民族時報 第1119号(07.08.15)


【資料】米国は解決に乗り出せ/韓国軍は即時撤収しろ

    アフガン人質解放ハンスト祈祷に際して

 韓相烈(韓国進歩連帯共同準備委員長、統一連帯常任代表)

 「殺さないで」

 いまこの瞬間にも、愛する同胞らの絶叫とうめき声が聞こえてきます。

 血も失せるような家族のすさまじい苦痛に、すべての国民とともに痛みを感じながら、米大使館の前でハンスト祈とうに入ろうと思います。

 一、拉致された同胞らが無事に帰還するよう切に祈願します。

 タリバーンに要求します。もうこれ以上殺してはなりません。

 みなさんの抗弁をわたしたちも聞いています。

 「アフガニスタンは外国軍の侵略を受け、罪もない民間人が爆撃されている。アフガニスタンの民間人の犠牲にどうして沈黙するのか。なぜ米軍のバグラム基地とカンダハル監獄に収監されたアフガン女性らの運命について語らないのか」

 「最近収監されたわれわれの同僚にも妻と家族がおり、苦痛を受けている。わたしたちにとっても同僚の釈放が重要だ」

 そうです。

 みなさんの同僚の命が重要であるように、すべての生命は同じように重要です。

 天より尊い命です。人道的見地で韓国人の人質を早急に釈放するよう願います。

 二、武力鎮圧は絶対してはなりません。

 軍事作戦が、二、三人単位で分散して抑留されている人質の安全を保障できないからです。さらにタリバーンは、自爆者をかたわらに待機させているというのに、結局、みんな生命を失ってしまうことになります。いけません。暴力の悪循環を断ち切るためにも、武力鎮圧は決してしてはなりません。

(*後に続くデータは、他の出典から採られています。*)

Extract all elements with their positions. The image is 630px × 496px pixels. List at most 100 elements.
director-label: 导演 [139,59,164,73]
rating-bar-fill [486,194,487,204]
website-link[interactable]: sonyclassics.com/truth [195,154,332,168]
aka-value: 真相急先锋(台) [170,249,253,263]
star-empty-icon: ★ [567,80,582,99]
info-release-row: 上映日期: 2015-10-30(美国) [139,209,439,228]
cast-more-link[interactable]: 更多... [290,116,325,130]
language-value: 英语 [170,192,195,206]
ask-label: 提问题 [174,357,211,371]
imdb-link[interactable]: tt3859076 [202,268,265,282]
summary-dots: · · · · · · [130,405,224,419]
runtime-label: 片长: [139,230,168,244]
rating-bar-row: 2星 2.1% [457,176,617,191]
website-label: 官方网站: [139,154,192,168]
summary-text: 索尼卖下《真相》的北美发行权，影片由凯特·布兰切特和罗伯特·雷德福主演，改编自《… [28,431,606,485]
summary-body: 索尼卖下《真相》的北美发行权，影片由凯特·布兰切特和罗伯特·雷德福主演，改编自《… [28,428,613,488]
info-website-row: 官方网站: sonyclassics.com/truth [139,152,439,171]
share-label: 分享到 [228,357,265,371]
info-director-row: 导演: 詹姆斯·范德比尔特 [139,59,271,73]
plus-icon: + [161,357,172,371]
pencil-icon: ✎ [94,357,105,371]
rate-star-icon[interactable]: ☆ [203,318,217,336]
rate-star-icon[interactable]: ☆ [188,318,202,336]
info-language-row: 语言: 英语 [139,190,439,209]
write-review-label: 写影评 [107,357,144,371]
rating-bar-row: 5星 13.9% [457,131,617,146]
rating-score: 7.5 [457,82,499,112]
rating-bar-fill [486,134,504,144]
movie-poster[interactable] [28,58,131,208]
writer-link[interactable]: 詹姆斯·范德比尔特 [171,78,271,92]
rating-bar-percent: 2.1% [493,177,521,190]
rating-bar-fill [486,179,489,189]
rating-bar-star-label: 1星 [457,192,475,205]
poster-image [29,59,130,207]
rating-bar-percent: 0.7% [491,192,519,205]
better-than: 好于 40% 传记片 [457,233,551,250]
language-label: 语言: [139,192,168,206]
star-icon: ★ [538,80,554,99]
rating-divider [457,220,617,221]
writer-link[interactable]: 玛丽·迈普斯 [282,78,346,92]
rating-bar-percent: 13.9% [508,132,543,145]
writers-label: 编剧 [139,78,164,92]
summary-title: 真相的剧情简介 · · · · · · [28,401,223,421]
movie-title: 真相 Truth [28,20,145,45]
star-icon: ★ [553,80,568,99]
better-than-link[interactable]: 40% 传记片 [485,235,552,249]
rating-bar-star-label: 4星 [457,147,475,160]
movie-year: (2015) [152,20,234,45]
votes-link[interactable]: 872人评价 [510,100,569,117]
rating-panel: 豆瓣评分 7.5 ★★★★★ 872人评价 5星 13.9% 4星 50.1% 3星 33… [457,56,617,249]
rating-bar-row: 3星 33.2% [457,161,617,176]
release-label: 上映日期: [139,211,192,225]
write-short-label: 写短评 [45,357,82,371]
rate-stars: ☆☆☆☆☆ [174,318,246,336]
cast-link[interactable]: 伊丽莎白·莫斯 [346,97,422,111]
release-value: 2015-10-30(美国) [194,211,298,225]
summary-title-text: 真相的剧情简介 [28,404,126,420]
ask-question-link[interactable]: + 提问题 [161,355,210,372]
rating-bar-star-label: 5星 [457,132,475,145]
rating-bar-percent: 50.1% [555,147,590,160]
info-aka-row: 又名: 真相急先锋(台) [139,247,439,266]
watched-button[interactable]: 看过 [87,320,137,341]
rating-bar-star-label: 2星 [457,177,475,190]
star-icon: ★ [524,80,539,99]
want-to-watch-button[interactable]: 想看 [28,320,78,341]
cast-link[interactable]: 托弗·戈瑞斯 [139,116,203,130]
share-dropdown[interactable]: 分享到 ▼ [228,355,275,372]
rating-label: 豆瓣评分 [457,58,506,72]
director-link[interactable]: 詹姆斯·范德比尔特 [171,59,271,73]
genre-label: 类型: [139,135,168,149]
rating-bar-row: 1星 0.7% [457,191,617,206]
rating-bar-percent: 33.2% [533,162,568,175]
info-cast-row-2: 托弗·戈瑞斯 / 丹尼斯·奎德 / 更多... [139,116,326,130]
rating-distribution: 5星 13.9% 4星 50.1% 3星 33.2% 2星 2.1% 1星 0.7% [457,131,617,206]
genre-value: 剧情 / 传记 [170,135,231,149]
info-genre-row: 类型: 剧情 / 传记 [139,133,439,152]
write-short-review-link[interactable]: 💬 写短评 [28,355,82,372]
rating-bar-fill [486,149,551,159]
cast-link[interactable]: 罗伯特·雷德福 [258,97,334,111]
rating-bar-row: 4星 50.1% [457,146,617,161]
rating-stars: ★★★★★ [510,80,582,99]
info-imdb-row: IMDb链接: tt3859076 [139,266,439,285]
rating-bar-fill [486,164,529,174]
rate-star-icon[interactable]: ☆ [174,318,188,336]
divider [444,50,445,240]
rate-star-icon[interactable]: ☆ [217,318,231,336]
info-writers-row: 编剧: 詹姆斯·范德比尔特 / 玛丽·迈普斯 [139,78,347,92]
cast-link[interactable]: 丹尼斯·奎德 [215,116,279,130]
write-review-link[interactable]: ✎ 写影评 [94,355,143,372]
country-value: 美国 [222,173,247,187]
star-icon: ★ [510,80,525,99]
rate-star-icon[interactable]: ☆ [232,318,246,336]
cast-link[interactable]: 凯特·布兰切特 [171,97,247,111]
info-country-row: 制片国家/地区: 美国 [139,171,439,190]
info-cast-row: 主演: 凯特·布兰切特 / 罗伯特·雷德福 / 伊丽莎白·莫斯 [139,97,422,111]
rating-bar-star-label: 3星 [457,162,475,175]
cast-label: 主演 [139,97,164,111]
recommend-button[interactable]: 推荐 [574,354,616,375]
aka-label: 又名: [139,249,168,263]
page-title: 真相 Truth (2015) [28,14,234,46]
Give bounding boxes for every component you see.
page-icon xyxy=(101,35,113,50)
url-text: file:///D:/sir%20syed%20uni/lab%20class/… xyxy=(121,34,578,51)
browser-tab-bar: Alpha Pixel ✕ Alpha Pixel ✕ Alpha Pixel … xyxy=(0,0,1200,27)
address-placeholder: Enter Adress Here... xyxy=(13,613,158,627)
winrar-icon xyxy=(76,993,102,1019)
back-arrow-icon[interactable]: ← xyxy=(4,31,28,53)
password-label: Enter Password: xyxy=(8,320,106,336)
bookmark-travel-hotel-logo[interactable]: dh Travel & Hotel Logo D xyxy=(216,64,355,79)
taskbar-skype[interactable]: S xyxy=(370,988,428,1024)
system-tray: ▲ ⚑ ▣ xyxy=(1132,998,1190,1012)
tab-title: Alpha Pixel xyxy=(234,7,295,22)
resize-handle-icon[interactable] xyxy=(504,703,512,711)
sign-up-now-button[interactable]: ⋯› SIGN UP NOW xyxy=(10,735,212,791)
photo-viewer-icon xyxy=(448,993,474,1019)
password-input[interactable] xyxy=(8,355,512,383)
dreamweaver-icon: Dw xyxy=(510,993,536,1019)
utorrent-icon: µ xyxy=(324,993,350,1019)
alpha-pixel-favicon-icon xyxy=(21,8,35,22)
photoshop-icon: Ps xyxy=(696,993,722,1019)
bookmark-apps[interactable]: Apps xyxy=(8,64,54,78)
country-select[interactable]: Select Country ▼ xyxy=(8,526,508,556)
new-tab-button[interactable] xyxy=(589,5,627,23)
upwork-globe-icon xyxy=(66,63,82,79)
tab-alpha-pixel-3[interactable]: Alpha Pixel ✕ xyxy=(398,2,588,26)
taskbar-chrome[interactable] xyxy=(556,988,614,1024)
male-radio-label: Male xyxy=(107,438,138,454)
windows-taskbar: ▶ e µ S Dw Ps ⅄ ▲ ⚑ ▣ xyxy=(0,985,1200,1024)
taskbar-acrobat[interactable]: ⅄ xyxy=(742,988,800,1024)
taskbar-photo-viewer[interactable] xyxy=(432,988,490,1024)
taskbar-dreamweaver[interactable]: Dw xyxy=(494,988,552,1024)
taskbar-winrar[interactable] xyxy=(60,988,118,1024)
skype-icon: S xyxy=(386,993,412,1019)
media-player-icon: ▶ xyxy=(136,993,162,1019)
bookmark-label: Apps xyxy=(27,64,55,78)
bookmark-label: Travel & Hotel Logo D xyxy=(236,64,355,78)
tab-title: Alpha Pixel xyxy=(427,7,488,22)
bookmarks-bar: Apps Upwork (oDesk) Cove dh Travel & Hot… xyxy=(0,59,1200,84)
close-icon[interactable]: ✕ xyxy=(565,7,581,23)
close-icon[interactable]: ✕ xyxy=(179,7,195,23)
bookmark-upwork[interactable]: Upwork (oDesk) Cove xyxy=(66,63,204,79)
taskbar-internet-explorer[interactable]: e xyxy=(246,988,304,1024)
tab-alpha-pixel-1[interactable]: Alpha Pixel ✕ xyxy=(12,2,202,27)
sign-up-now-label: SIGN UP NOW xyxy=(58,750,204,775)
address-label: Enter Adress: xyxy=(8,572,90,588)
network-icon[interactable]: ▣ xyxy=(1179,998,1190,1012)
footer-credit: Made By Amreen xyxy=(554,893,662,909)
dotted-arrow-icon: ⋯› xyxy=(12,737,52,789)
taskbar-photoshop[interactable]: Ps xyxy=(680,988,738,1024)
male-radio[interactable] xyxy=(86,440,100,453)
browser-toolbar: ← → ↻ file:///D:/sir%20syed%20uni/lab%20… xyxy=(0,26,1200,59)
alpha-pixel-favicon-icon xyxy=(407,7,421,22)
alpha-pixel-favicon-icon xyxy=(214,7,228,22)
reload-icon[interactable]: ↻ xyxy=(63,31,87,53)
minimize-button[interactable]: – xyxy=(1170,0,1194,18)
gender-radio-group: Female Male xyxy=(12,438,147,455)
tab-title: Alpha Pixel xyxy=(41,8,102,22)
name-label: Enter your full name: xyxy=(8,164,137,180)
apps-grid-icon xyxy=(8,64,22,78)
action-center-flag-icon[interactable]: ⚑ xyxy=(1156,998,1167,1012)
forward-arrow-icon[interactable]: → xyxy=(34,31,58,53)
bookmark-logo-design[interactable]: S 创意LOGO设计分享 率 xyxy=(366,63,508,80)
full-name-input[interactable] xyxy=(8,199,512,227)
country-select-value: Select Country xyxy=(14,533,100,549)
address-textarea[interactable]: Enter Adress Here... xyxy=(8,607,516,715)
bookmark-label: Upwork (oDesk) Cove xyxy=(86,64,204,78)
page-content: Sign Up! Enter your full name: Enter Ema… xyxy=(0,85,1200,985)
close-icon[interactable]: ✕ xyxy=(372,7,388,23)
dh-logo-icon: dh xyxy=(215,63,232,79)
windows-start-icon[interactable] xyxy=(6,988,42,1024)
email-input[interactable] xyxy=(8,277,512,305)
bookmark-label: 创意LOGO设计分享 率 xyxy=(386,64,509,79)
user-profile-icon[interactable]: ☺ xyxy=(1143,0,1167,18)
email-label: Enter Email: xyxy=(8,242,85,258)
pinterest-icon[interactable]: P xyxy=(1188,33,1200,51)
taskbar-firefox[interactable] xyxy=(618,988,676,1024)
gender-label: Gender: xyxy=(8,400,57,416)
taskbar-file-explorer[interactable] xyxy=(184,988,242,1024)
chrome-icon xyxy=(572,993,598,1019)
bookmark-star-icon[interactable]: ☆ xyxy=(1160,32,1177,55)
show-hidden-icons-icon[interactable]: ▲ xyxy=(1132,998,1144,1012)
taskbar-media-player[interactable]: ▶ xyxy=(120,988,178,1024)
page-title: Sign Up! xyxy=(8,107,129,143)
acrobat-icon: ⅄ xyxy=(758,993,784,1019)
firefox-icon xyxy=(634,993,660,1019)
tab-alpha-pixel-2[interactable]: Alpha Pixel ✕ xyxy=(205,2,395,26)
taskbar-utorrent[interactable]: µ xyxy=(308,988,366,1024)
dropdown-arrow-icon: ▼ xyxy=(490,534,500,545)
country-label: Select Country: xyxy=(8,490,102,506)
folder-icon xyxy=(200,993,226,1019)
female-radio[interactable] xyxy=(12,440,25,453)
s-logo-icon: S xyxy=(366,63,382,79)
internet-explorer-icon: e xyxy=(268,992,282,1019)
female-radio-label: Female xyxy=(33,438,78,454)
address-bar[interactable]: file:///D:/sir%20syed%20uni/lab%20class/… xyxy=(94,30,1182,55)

 三、アフガン人質事件の根本的な責任者である米国が、直接乗り出して解決することを要求します。

 拉致家族らは記者会見を通じて「この問題は、韓国政府が解決できる問題ではありません。米国が二十一人の無辜(むこ)の生命を助けるために、政治的利害関係を超越して、人道的次元でより積極的に協力するよう訴えます」と、人質の安全のために米国が直接乗り出すよう涙で訴えました。

 すでに、現アフガニスタン政権が米国のかいらい政権であり、ブッシュ政権の承認なしにはたった一人のタリバーン収監者も釈放できないことは、全世界が知っている事実です。

 また、今回の人質事件の本質的な責任が米国にあるのは自明のことです。

 テロとの戦争を口実に、名分のない侵略をほしいままにして民間人ら無残に虐殺したブッシュ政権が、暴力の悪循環をつくりだした張本人です。米国はこれ以上「韓国人が安全に帰還されなければならない」という当たり前のことを繰り返すだけでなく、直接乗り出して今回の人質事件の解決に実質的な措置を取らなければなりません。事件を円満に解決しようとするなら、いかなる形式であっても交換が避けられないというのが専門家の支配的な意見です。捕虜交換までも含んで、関係者が問題解決をしようとする心情で積極的に行動してくれるよう、繰り返し要求します。

 四、韓国軍はただちに撤収しなければなりません。

 盧武鉉政権の責任が最も大きいです。

 派兵してはならないと、あれほどまでに要求したにもかかわらず、結局、金鮮一氏に続いて、このようなことが起きてしまいました。

 米国の邪悪な侵略戦争の下手人として派兵したアフガン、イラク、レバノンの韓国軍はただちに撤収しなければなりません。即時の軍撤収によってタリバーンの名分を弱め、米国を圧迫する主動的で自主的な外交を、盧武鉉政権は積極的に展開しなければなりません。

 「わたしたちの子どもたちを抱きしめたい」

 両親兄弟姉妹の心情で、すべての国民とともに、どうか二十一人全員が無事に帰還できるよう祈ろうと思います。

 ユ・ギョンシクさん、チェ・チャンヒさん、ソン・ビョンウさん、コ・セフンさん、ソ・ギョンソクさん、ソ・ミョンファさん、キム・ギョンジャさん、イム・ヒョンジュさん、イ・ジヨンさん、ユ・ジョンホァさん、キム・ユンヨンさん、アン・ヘジンさん、イ・ソニョンさん、イ・ソンウンさん、イ・ヨンギョンさん、チャ・ヘジンさん、イ・ジョンナンさん、ハン・ジヨン、キム・ジナさん、イ・ジュヨンさん、パク・ヘヨンさん。

 一人ひとりの名を呼びながら、神が見守り、全員が無事に戻ることができるよう祈ります。

 軍事覇権主義と新自由主義政策で世界の平和を破壊し、世界の民衆の生を徹底的にじゅうりんしている米国の改心を促しながら、責任当事者の米ブッシュ政権が直接乗り出して解決するよう祈ります。